Finnish and Japanese researchers have developed a new algorithmic approach to user interface optimization that takes individual differences into account. This approach could be beneficial for patients with Parkinson’s disease or other disabilities.
The research, “Ability-Based Optimization of Touchscreen Interactions,” was published in the journal IEEE Pervasive Computing.
Among the limitations presented by users with disabilities are essential tremors, characterized by involuntary and rhythmic shaking, most often when using the hands for simple tasks, dyslexia, which impairs the ability to read words of the interface, and dementia.
Strategies to overcome these limitations could involve increasing the size of user interface elements and grouping functions together, reducing the amount of text in the screen and making sure it is correct, creating designs that require as little previous knowledge as possible, and prioritizing frequent tasks.
“The majority of available user interfaces are targeted at average users.

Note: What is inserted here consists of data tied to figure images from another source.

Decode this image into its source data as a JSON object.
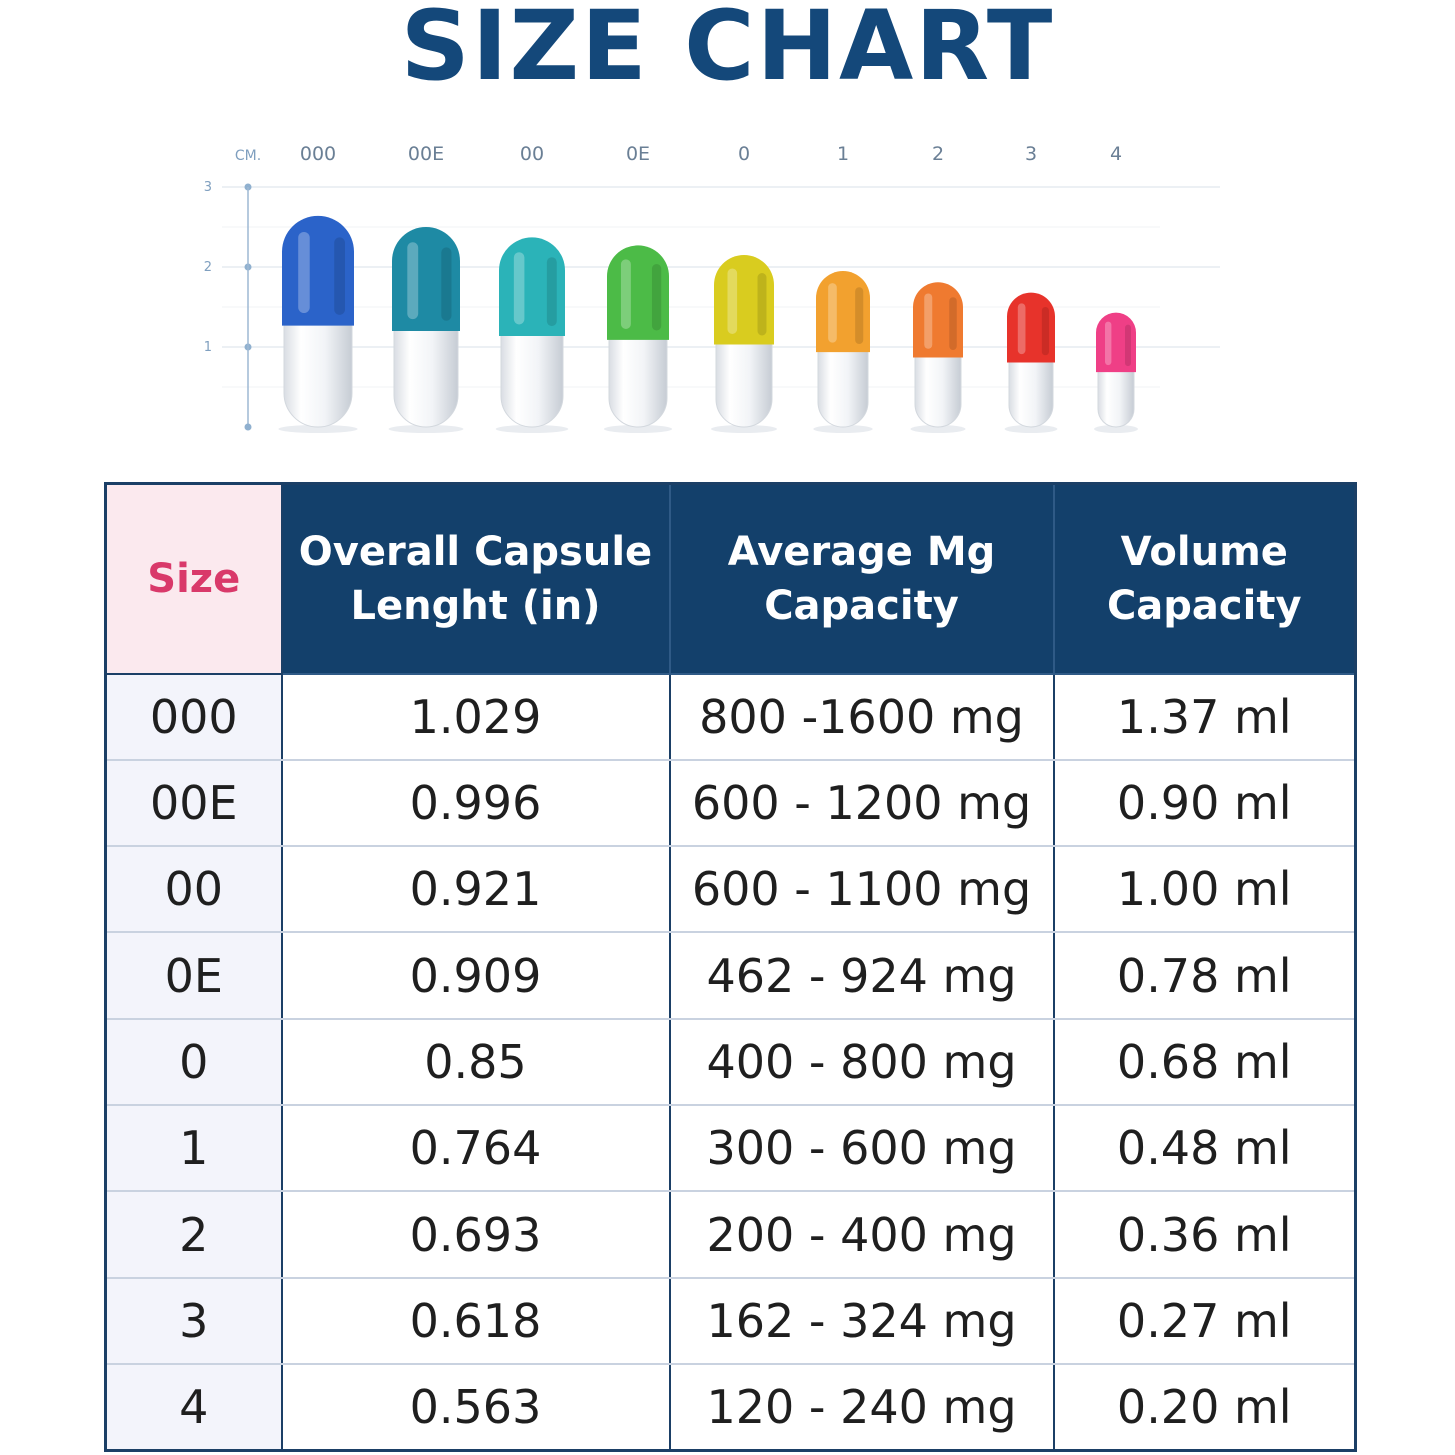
{
  "title": "SIZE CHART",
  "chart_data": {
    "type": "bar",
    "unit_label": "CM.",
    "y_ticks": [
      "3",
      "2",
      "1"
    ],
    "ylim": [
      0,
      3
    ],
    "categories": [
      "000",
      "00E",
      "00",
      "0E",
      "0",
      "1",
      "2",
      "3",
      "4"
    ],
    "values": [
      2.64,
      2.5,
      2.37,
      2.27,
      2.15,
      1.95,
      1.81,
      1.68,
      1.43
    ],
    "colors": [
      "#2b63c9",
      "#1e8aa4",
      "#2bb3b8",
      "#4cbb47",
      "#d9cc1f",
      "#f2a12f",
      "#ef7a30",
      "#e7332b",
      "#ef3f86"
    ]
  },
  "table": {
    "headers": {
      "size": "Size",
      "length_line1": "Overall Capsule",
      "length_line2": "Lenght (in)",
      "mg_line1": "Average Mg",
      "mg_line2": "Capacity",
      "volume_line1": "Volume",
      "volume_line2": "Capacity"
    },
    "rows": [
      {
        "size": "000",
        "length": "1.029",
        "mg": "800 -1600 mg",
        "volume": "1.37 ml"
      },
      {
        "size": "00E",
        "length": "0.996",
        "mg": "600 - 1200 mg",
        "volume": "0.90 ml"
      },
      {
        "size": "00",
        "length": "0.921",
        "mg": "600 - 1100 mg",
        "volume": "1.00 ml"
      },
      {
        "size": "0E",
        "length": "0.909",
        "mg": "462 - 924 mg",
        "volume": "0.78 ml"
      },
      {
        "size": "0",
        "length": "0.85",
        "mg": "400 - 800 mg",
        "volume": "0.68 ml"
      },
      {
        "size": "1",
        "length": "0.764",
        "mg": "300 - 600 mg",
        "volume": "0.48 ml"
      },
      {
        "size": "2",
        "length": "0.693",
        "mg": "200 - 400 mg",
        "volume": "0.36 ml"
      },
      {
        "size": "3",
        "length": "0.618",
        "mg": "162 - 324 mg",
        "volume": "0.27 ml"
      },
      {
        "size": "4",
        "length": "0.563",
        "mg": "120 - 240 mg",
        "volume": "0.20 ml"
      }
    ]
  }
}
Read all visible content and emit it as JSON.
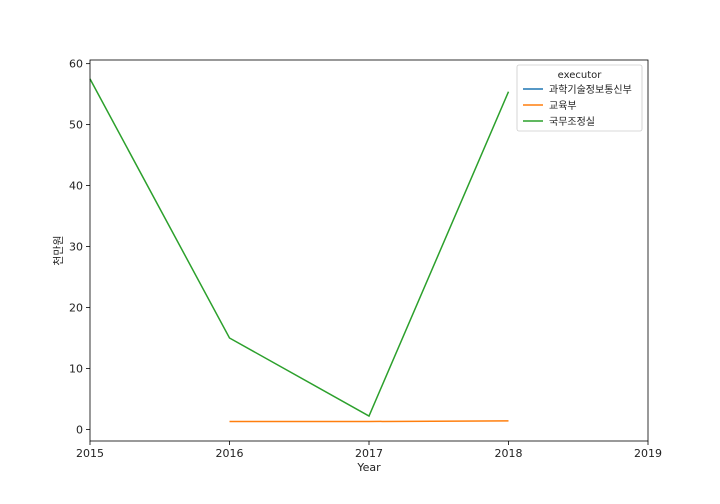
{
  "chart_data": {
    "type": "line",
    "title": "",
    "xlabel": "Year",
    "ylabel": "천만원",
    "xlim": [
      2015,
      2019
    ],
    "ylim": [
      -1.9,
      60.6
    ],
    "xticks": [
      2015,
      2016,
      2017,
      2018,
      2019
    ],
    "yticks": [
      0,
      10,
      20,
      30,
      40,
      50,
      60
    ],
    "grid": false,
    "legend": {
      "title": "executor",
      "placement": "top-right"
    },
    "series": [
      {
        "name": "과학기술정보통신부",
        "color": "#1f77b4",
        "x": [],
        "y": []
      },
      {
        "name": "교육부",
        "color": "#ff7f0e",
        "x": [
          2016,
          2017,
          2018
        ],
        "y": [
          1.3,
          1.3,
          1.4
        ]
      },
      {
        "name": "국무조정실",
        "color": "#2ca02c",
        "x": [
          2015,
          2016,
          2017,
          2018
        ],
        "y": [
          57.5,
          15.0,
          2.2,
          55.4
        ]
      }
    ]
  }
}
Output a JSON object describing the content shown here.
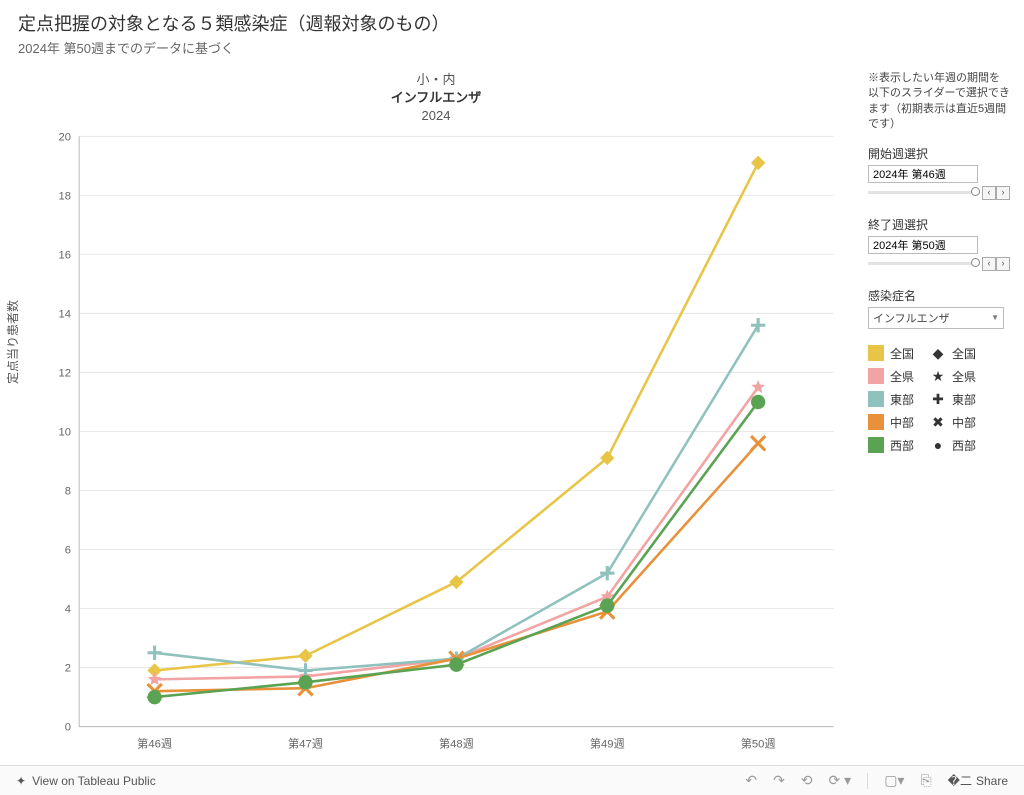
{
  "header": {
    "title": "定点把握の対象となる５類感染症（週報対象のもの）",
    "subtitle": "2024年 第50週までのデータに基づく"
  },
  "chart_header": {
    "line1": "小・内",
    "line2": "インフルエンザ",
    "line3": "2024"
  },
  "chart": {
    "type": "line",
    "y_axis_label": "定点当り患者数",
    "x_categories": [
      "第46週",
      "第47週",
      "第48週",
      "第49週",
      "第50週"
    ],
    "ylim": [
      0,
      20
    ],
    "ytick_step": 2,
    "background_color": "#ffffff",
    "grid_color": "#e8e8e8",
    "axis_color": "#bbbbbb",
    "tick_fontsize": 11,
    "label_fontsize": 12,
    "line_width": 2.5,
    "marker_size": 7,
    "series": [
      {
        "name": "全国",
        "color": "#e8c547",
        "marker": "diamond",
        "values": [
          1.9,
          2.4,
          4.9,
          9.1,
          19.1
        ]
      },
      {
        "name": "全県",
        "color": "#f2a3a3",
        "marker": "star",
        "values": [
          1.6,
          1.7,
          2.3,
          4.4,
          11.5
        ]
      },
      {
        "name": "東部",
        "color": "#8fc1bd",
        "marker": "plus",
        "values": [
          2.5,
          1.9,
          2.3,
          5.2,
          13.6
        ]
      },
      {
        "name": "中部",
        "color": "#e8913a",
        "marker": "cross",
        "values": [
          1.2,
          1.3,
          2.3,
          3.9,
          9.6
        ]
      },
      {
        "name": "西部",
        "color": "#5aa352",
        "marker": "circle-fill",
        "values": [
          1.0,
          1.5,
          2.1,
          4.1,
          11.0
        ]
      }
    ]
  },
  "sidebar": {
    "note": "※表示したい年週の期間を以下のスライダーで選択できます（初期表示は直近5週間です）",
    "start_week_label": "開始週選択",
    "start_week_value": "2024年 第46週",
    "end_week_label": "終了週選択",
    "end_week_value": "2024年 第50週",
    "disease_label": "感染症名",
    "disease_value": "インフルエンザ",
    "legend_color": [
      {
        "label": "全国",
        "color": "#e8c547"
      },
      {
        "label": "全県",
        "color": "#f2a3a3"
      },
      {
        "label": "東部",
        "color": "#8fc1bd"
      },
      {
        "label": "中部",
        "color": "#e8913a"
      },
      {
        "label": "西部",
        "color": "#5aa352"
      }
    ],
    "legend_marker": [
      {
        "label": "全国",
        "glyph": "◆"
      },
      {
        "label": "全県",
        "glyph": "★"
      },
      {
        "label": "東部",
        "glyph": "✚"
      },
      {
        "label": "中部",
        "glyph": "✖"
      },
      {
        "label": "西部",
        "glyph": "●"
      }
    ]
  },
  "toolbar": {
    "view_label": "View on Tableau Public",
    "share_label": "Share"
  }
}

This ‘one size fits all’ thinking does not consider individual differences in abilities — the aging and disabled users have a lot of problems with daily technology use, and often these are very specific to their abilities and the circumstances,” Jussi Jokinen, one of the study’s co-authors, said in a press release.
Approaches to improve the user interface require an accurate model of the user, Jokinen observed. “Previously, designers did not have detailed models that are based on psychological research and can be used to predict how different individuals perform in interactive tasks,” he said.
The scientists developed a new model of interaction, which combines psychological research on finger pointing and eye movements to predict limitations in text entry speed, typing, and proofreading.
By simulating a user with essential tremors, the researchers predicted that using the common Qwerty keyboard is almost impossible, because more than half of all typed keys are typos. “We chose to simulate and optimize for essential tremor, because it makes text entry very difficult,” Jokinen said.
“We connected the text entry model to an optimizer, which iterates through thousands of different user interface designs. No real user could of course try out all these designs. For this reason it is important that we could automatize the evaluation with our computational model,” he added.
This resulted in an interface predicted to be superior for individuals with essential tremors; the simulated user did not make any entry errors. The optimized layout was then tested with a person with essential tremors, who was able to type almost error-free messages.
“This is of course just a prototype interface, and not intended for consumer market,” Jokinen said. “I hope that designers pick up from here and with the help of our model and optimizer create individually targeted, polished interfaces.”
“While more empirical work is needed to evaluate the results, the first evidence acquired in this paper is promising,” the researchers wrote. Future work should test the design for dyslexics, they said.
Beyond the confirmed validity of the model in essential tremor and text entry, scientists also may use it for other disabilities and tasks. “For example, we have models for simulating how being a novice or an expert with an interface impacts users’ performance,” Jokinen said.
The effects of memory impairment in learning and everyday use of interfaces also may be addressed, he added.
“The important point is that no matter the ability or disability, there must be a psychologically valid theory behind modeling it. This makes the predictions of the model believable, and the optimization is targeted correctly,” Jokinen said.